Have you ever read copywriting like this before?
We are an innovative world-class leader in service solutions
Yep. Bet you have. In fact, you’ve probably seen this text on anything from banks to grocers. The words themselves are so overused that they have lost any meaning. But they are out there, creeping into your subconscious mind and waiting to jump out of your keyboard.
I’m here to remind you to stop, step back and touch your reader.
That’s right. Touch them. With words.
When your copywriting creates a scene so real that your reader literally sees, feels and lives your writing, you are touching them in ways that turn them from reader to buyer.
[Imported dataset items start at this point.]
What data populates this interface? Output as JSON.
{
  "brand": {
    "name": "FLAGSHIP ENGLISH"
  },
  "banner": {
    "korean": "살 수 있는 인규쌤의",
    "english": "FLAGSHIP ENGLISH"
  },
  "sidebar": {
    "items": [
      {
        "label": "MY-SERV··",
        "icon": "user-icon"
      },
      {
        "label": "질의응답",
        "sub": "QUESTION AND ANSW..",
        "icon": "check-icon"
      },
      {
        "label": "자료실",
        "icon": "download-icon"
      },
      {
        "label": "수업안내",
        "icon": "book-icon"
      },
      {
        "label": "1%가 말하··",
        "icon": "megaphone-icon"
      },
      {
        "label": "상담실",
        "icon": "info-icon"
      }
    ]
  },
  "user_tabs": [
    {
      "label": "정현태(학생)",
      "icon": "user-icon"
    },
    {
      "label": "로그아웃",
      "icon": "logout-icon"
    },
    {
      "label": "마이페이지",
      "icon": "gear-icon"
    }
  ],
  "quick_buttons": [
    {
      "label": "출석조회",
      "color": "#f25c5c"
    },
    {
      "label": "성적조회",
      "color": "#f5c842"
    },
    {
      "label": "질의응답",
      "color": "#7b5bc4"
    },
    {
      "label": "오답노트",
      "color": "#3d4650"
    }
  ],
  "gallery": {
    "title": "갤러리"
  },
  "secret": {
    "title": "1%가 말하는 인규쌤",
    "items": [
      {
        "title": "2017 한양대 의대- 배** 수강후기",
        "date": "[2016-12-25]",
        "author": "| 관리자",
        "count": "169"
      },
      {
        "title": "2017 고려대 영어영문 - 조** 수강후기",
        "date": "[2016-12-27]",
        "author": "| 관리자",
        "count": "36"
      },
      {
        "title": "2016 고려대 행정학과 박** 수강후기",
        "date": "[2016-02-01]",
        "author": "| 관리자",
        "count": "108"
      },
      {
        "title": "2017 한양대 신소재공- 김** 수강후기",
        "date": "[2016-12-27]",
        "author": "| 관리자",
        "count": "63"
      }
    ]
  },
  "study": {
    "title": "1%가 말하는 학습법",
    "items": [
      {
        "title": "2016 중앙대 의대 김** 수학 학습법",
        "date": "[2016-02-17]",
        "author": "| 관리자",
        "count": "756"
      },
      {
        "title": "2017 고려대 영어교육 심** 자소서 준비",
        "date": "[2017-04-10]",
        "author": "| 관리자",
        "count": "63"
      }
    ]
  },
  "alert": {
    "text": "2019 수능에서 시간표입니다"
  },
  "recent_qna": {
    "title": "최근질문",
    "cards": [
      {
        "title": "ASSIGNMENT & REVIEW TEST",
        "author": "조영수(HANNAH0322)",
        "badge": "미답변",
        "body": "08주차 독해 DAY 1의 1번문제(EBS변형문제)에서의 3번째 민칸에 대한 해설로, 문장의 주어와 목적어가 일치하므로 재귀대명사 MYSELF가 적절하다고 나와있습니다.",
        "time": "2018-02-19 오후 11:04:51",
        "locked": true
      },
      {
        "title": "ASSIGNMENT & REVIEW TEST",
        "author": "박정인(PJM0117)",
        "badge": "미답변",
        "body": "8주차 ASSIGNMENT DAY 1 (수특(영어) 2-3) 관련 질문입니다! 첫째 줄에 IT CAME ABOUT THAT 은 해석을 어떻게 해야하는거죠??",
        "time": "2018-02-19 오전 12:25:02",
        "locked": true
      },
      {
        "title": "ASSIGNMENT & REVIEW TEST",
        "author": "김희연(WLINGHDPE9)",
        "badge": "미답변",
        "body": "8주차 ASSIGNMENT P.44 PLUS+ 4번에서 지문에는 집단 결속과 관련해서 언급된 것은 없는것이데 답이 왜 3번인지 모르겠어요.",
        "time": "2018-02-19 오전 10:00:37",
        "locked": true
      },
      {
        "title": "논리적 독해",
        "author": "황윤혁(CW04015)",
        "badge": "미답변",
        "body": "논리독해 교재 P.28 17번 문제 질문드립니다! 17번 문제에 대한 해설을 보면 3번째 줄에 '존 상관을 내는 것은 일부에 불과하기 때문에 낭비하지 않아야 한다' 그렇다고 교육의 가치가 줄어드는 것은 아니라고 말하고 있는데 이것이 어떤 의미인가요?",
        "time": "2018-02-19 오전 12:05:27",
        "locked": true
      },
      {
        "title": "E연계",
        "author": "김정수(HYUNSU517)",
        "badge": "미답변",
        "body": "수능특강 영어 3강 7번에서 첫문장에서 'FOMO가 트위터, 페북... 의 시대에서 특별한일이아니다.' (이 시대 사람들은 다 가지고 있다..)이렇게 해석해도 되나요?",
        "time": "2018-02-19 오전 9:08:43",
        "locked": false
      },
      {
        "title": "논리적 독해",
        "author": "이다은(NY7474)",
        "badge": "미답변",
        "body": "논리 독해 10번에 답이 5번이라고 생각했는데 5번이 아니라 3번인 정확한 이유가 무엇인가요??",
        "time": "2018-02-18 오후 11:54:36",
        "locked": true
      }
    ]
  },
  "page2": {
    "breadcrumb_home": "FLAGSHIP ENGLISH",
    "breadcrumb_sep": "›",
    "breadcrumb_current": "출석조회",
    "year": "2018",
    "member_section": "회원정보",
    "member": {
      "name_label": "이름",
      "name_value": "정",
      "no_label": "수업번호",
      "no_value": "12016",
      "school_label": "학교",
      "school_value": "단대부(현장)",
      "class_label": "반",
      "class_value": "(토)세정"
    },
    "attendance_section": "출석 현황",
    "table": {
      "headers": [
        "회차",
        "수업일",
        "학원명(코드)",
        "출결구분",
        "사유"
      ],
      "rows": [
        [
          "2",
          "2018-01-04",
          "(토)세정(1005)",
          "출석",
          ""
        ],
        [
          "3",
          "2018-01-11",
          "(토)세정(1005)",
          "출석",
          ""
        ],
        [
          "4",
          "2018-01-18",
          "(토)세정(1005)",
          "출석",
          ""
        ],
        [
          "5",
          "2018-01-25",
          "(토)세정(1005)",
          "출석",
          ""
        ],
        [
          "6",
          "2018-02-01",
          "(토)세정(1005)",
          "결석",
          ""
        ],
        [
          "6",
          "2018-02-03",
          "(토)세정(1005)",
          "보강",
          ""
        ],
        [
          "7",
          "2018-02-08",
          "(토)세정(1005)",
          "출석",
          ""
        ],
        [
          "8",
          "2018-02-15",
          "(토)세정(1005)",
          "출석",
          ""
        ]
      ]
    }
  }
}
It is precisely the use of sensory words that make content ‘sticky’.
Add some texture
There is some amazing research out there that suggests that when someone reads a textural word (for example smooth/rough, slimy/gritty) their brain actually lights up the parts that relate to touch. Amazing!
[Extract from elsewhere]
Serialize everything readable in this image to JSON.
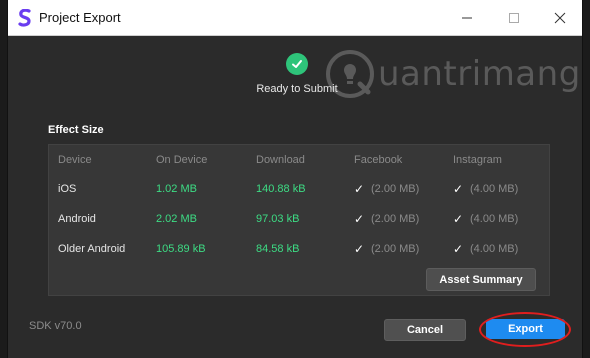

This also holds true for words that relate to other senses too. It’s because writing in this way taps into your reader’s emotions. They actually feel something from your writing. They may feel happy or sad, disappointed, intrigued, afraid, ashamed or delighted.
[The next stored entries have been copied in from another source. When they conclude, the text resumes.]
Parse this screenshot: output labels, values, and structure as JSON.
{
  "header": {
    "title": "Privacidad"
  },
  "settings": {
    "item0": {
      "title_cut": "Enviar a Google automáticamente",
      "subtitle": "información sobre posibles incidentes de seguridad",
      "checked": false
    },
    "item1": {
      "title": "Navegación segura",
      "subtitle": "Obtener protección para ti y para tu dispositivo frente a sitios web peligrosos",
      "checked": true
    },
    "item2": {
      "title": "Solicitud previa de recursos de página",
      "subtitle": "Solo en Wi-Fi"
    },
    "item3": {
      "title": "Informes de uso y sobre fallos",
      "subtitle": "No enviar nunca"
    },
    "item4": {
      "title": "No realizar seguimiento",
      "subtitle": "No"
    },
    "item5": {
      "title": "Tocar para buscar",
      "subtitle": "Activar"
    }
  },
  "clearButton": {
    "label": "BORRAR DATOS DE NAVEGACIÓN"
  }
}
Whatever they feel, they’ll remember your words and your brand.
How to get sensory with your copywriting
- Go through your text and seek out bland words. Replace them immediately with words that are sensory or emotional.
- Set yourself a limit to the number of adjectives you use before nouns. Instead of a cool, cloudy, calm day, try to choose a single word that describes the day accurately. (Dull day, perhaps?)
- Be ruthless with yourself and then go through your writing to get rid of as many adverbs as possible.
- Remove all meaningless words (actually, really, like, etc).
- Try to be surprising in your use of metaphors.
Don’t over do it.
Too much of anything can ruin a good thing.Your job is not to produce as many words as possible – anyone can do that. Your job is to do what most will be blown away by – painting a picture in the reader’s mind with as few words as possible.
That ability to choose just the write word is what sets good copywriters from run-of-the-mill writers.
Oh! One last tip.
If you do use a thesaurus to find choice words, please make doubly sure that the word you choose shares the meaning you intend – they are not always interchangeable.